By Jean H Charles
The red alert was on; the preparations were underway to displace the population in the zones at risk. The country, already on its knees following the earthquake, was braced for a strike by Tropical Storm Emily that had already caused one death in Martinique.
The island of Ayiti, baptized as such by the Tainos because of its mountainous structure, did what it has done for a millennium -- stopping the fury of the storm through its majestic mountains, exploding the eye of the cyclone and saving on the way Florida and the rest of the land on its trajectory.
The United States in general, and the western insurance companies in particular should reward Haiti with a special prize of recognition for preventing immense damage and compensation that would have resulted if the mountains of Haiti were not in the way to break down the strength of the elements.
Because of extreme poverty, which is the lot of the majority of the rural population, the vegetation cover in Haiti has been reduced lately to only two percent. Cutting trees to produce charcoal represents the cash crop that replaces coffee and coco as the annual source of revenue for that segment of the population.
The services delivered by the mountains of Haiti go behind the confines of the republic; as such there should be an international movement to replenish and maintain Haiti’s mountain ranges. They seem to have been placed there by God to remind humanity of His promise that never again He will send on earth another deluge.
I am witnessing in Haiti how, through the lack of leadership -- national and international -- eight million people are reduced to the life of gleaning and scrounging, eroding the very surface that sustains growth.

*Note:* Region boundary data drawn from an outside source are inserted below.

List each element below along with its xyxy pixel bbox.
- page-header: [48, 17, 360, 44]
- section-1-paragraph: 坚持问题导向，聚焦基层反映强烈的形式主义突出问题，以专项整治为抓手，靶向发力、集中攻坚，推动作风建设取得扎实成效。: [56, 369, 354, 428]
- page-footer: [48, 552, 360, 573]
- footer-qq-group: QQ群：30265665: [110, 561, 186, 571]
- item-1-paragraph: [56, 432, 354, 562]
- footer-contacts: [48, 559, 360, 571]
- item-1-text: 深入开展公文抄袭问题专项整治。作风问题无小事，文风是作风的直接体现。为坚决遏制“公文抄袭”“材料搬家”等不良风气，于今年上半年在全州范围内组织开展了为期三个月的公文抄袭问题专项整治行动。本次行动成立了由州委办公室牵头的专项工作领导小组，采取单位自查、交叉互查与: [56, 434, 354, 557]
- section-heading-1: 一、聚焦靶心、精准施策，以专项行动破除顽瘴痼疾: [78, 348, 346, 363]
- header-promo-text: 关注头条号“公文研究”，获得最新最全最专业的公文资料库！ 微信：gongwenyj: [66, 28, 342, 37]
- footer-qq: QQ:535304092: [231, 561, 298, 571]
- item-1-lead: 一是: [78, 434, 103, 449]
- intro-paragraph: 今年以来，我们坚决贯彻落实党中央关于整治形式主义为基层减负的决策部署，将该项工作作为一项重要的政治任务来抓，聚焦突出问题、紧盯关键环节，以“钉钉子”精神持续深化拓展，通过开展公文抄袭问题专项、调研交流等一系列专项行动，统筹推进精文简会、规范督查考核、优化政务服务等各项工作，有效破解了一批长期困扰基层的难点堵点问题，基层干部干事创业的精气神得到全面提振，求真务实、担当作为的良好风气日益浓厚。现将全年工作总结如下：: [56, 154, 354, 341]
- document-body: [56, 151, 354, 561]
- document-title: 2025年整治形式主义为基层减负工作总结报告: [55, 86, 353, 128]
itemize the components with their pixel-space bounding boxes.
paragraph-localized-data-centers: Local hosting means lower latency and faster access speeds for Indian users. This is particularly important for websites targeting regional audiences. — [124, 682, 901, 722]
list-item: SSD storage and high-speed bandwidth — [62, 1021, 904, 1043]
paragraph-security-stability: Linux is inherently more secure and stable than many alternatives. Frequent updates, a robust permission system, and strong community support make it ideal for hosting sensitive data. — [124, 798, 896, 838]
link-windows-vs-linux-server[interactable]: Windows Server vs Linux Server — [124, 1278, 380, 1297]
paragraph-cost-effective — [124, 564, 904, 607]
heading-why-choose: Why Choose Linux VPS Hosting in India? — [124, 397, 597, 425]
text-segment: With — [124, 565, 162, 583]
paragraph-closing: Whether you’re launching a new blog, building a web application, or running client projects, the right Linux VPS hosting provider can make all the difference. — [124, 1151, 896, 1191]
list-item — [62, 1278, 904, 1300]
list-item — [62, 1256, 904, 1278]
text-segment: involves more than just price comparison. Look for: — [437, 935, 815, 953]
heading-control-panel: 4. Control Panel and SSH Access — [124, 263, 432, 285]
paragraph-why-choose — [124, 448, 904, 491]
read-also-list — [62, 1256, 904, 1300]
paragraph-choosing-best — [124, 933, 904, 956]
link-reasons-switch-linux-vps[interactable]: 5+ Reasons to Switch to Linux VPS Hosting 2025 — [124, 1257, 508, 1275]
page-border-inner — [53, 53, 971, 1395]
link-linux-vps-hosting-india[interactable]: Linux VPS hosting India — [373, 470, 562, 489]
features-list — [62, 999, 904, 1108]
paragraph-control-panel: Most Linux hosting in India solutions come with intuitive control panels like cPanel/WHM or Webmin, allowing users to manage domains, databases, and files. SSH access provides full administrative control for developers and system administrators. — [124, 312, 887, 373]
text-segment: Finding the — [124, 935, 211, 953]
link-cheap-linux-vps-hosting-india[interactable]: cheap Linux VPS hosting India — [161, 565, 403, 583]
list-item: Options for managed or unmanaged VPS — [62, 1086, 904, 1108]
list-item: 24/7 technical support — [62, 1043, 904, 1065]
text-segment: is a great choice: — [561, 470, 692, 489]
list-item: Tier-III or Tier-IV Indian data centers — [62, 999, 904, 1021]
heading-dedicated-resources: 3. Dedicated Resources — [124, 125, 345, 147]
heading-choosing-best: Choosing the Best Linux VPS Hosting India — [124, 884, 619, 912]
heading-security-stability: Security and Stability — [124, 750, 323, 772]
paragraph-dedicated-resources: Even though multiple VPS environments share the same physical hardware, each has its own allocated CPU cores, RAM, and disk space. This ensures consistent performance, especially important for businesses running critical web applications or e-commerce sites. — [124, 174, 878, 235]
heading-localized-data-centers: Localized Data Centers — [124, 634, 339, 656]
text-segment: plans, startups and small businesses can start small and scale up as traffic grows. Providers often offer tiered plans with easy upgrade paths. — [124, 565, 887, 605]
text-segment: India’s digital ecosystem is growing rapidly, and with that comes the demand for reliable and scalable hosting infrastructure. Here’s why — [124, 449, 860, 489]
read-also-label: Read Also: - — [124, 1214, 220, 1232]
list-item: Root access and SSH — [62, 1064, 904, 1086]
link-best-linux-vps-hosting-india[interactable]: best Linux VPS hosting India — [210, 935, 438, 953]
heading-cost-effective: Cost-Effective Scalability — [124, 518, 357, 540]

The Emily experience is a wakeup call to extend to Haiti the carbon exchange program, whereby the developed countries agreed to provide the less developed nations with funding to plant trees and save their forests, because the benefits go beyond the confines of the geographical frontiers of (in this case) the Republic of Haiti.
It is predicted that the hurricane season that lasts until November might produce twelve to eighteen named storms. Many of them will go through Haiti, if their direction is the same as Emily, and they will certainly face the same fate of explosion and reduction as soon as they meet the gorgeous mountains of the country.
Haiti has the glorious fate of serving as a beacon for humanity for daring to break the chains of servitude. It did not profit from that advantage -- its people are still in de facto bondage.
It is a bulwark against the intemperance of nature; this fact is not well known amongst nature aficionados; worse, Haiti does not receive any recognition for this international service.
Haiti’s environment, depleted by the misery of the Haitian people, deserves international sustenance; its maintenance is the business of the insurance business because whether the hurricane season creates havoc or relief in Florida will depend on the mountains of Haiti.
An astute investor could risk with reasonable confidence the filling of the mountains of Haiti with mahogany, cedar and all types of hardwood trees. The benefits will be compounded. The mature trees, twenty years from now will represent a fortune. The mountains of Haiti, replenished with trees, will continue to defy the hurricanes, saving Florida and coastal United States billion of dollars. This operation will contribute to the cooling of the atmosphere, postponing for a few generation the bubble theory of the melting down of the planet.
Emily, the hurricane that was, because of Haiti, shall remind us all that Mother Nature could create its own antidote to its unpredictable vagaries. We shall be humble, caring and hospitable to those antidotes. Haiti and its mountains need our compassion and our stewardship. They will be there like Michael the Archangel to protect us against Franklin, Gert, Harvey, et al, the next named storms for the season.